We looked into her eyes.
Twenty-Two
Electric Amy
Whammo. The world did a backflip.
By this point, I was feeling like a world traveler. From the Country of Porcelain, to the strange, exotic turf of Feline, right into the uncharted territory known as the Female Mind. Oddly, Amy's mind felt closer to the toilet than the cat.
This is not meant as an insult-honest. The foundations of her psyche were unlike anything I'd ever encountered, and I'd encountered many a psyche.

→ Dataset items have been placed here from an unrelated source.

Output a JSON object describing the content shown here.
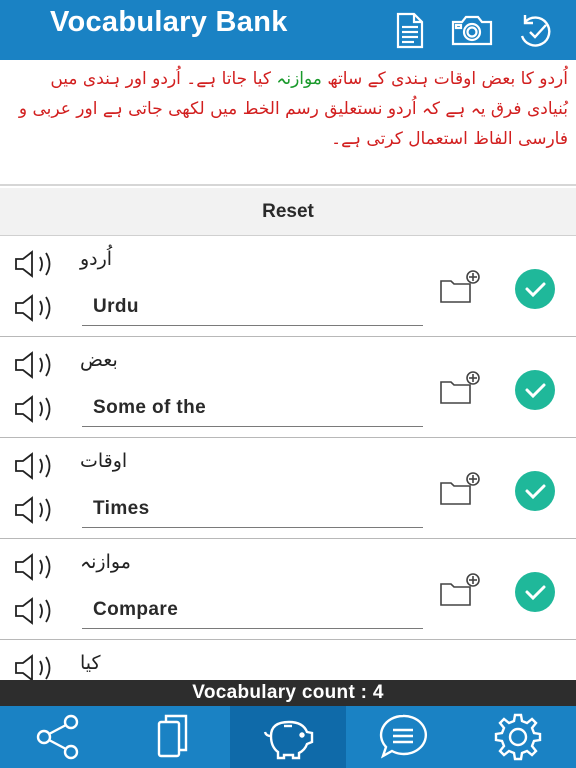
{
  "header": {
    "title": "Vocabulary Bank",
    "icons": [
      "document-icon",
      "camera-icon",
      "history-icon"
    ]
  },
  "passage": {
    "part1": "اُردو کا بعض اوقات ہندی کے ساتھ",
    "part2": "موازنہ",
    "part3": "کیا جاتا ہے۔ اُردو اور ہندی میں بُنیادی فرق یہ ہے کہ اُردو نستعلیق رسم الخط میں لکھی جاتی ہے اور عربی و فارسی الفاظ استعمال کرتی ہے۔"
  },
  "reset_label": "Reset",
  "entries": [
    {
      "word": "اُردو",
      "meaning": "Urdu"
    },
    {
      "word": "بعض",
      "meaning": "Some of the"
    },
    {
      "word": "اوقات",
      "meaning": "Times"
    },
    {
      "word": "موازنہ",
      "meaning": "Compare"
    },
    {
      "word": "کیا",
      "meaning": ""
    }
  ],
  "count_label": "Vocabulary count : 4",
  "tabs": [
    "share-icon",
    "copy-icon",
    "piggy-bank-icon",
    "chat-icon",
    "settings-icon"
  ],
  "colors": {
    "header_blue": "#1a82c4",
    "active_tab": "#0f6aa9",
    "passage_red": "#d21f1f",
    "passage_green": "#1a9a2c",
    "check_teal": "#1fb89a"
  }
}
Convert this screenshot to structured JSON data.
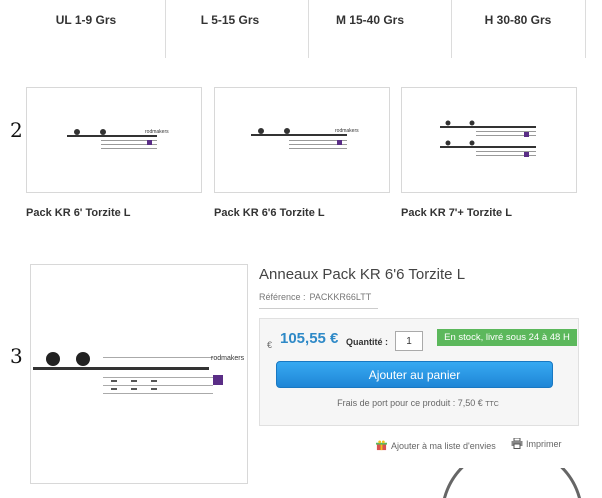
{
  "categories": [
    {
      "label": "UL 1-9 Grs"
    },
    {
      "label": "L 5-15 Grs"
    },
    {
      "label": "M 15-40 Grs"
    },
    {
      "label": "H 30-80 Grs"
    }
  ],
  "markers": {
    "first": "2",
    "second": "3"
  },
  "related_products": [
    {
      "name": "Pack KR 6' Torzite L"
    },
    {
      "name": "Pack KR 6'6 Torzite L"
    },
    {
      "name": "Pack KR 7'+ Torzite L"
    }
  ],
  "product": {
    "title": "Anneaux Pack KR 6'6 Torzite L",
    "reference_label": "Référence :",
    "reference_value": "PACKKR66LTT",
    "currency": "€",
    "price": "105,55 €",
    "quantity_label": "Quantité :",
    "quantity_value": "1",
    "stock_text": "En stock, livré sous 24 à 48 H",
    "cart_button": "Ajouter au panier",
    "shipping_text": "Frais de port pour ce produit : 7,50 €",
    "shipping_suffix": "TTC",
    "wishlist_label": "Ajouter à ma liste d'envies",
    "print_label": "Imprimer"
  },
  "image_brand": "rodmakers",
  "colors": {
    "price": "#2e89c7",
    "stock_badge": "#5cb85c",
    "cart_button": "#2a97e4",
    "brand_purple": "#5a2d86"
  },
  "icons": [
    "gift-icon",
    "printer-icon"
  ]
}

I/Amy blinked, dimly aware that Buddy had wriggled free, leapt back down to the floor and scrambled away, probably looking for a place to hole up and bathe himself for a couple of hours.
Where am I? I heard Amy ask.
There was no Brain Hotel in here, to be sure. Just an ordinary human mind. Or was it?
No matter the environment, I had to create a suitable meeting place for our two minds. Right now, no doubt, Amy's consciousness was tumbling around in the void of her own brain, wondering how she'd lost her grip on reality so quickly.
I started to slap up a large room with wood-paneled walls, a comfortable rug, a desk, a couch, a few paintings. Then I realized a strange room like that would probably disorient her even more. I needed something familiar. So, I recreated my own apartment the best I could. That way, when I summoned her soul here, she would think she'd momentarily passed out. I could explain it away, without fear of her losing her mind.
When I'd finished, I called out to her. “Amy! Amy, wake up."
AMY IS AWAKE
The voice didn't come from any single location. The voice, for lack of a better description, came from all locations. I was in the voice, right here in the recreation my own apartment. I felt like a mere puff of breath within the voice.